Mom and Dad had not been gone for more than five minutes, although it seemed like all the time in the world had passed.  Soon after they returned, I was rushed into the intensive care unit, and was hooked up to a heart monitor, an I.V. and a few other machines.  Then, they started my first blood transfusion.  That transfusion hurt almost as bad as the headaches.  My mother kept walking back and forth from the bed to the sink so she could put hot rags on my arm to try to make it hurt less.  All these years, I thought that transfusion hurt so bad, a lot more than the other blood and platelet transfusions I had, because my soul was lost between worlds. 

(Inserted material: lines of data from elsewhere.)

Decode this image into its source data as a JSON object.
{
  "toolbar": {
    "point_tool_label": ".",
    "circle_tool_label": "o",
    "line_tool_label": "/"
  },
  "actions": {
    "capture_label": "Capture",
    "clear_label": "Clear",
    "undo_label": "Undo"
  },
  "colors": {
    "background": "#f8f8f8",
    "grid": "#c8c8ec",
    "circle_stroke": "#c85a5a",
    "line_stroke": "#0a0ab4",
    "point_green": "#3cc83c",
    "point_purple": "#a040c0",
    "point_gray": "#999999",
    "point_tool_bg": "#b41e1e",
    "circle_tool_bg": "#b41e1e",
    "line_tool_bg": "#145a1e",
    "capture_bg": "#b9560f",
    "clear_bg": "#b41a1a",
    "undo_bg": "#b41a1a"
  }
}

Twenty years later, I learned it was because I had no blood in my body, and my blood vessels had tightly constricted to get what little blood I had circulating.  After a bone marrow the next day, I was officially diagnosed.  I have Acute Lymphocytic Leukemia.  The night before, I had so little blood in my body, that my heart would have given out if I had gone much longer without a blood transfusion, because it was working so hard to push what little blood I had through my body. 
That was the last time my soul ever left my body without me meditating and going places on purpose.  It is also when I started seeing Shadows from the Past as clearly as I see physical beings.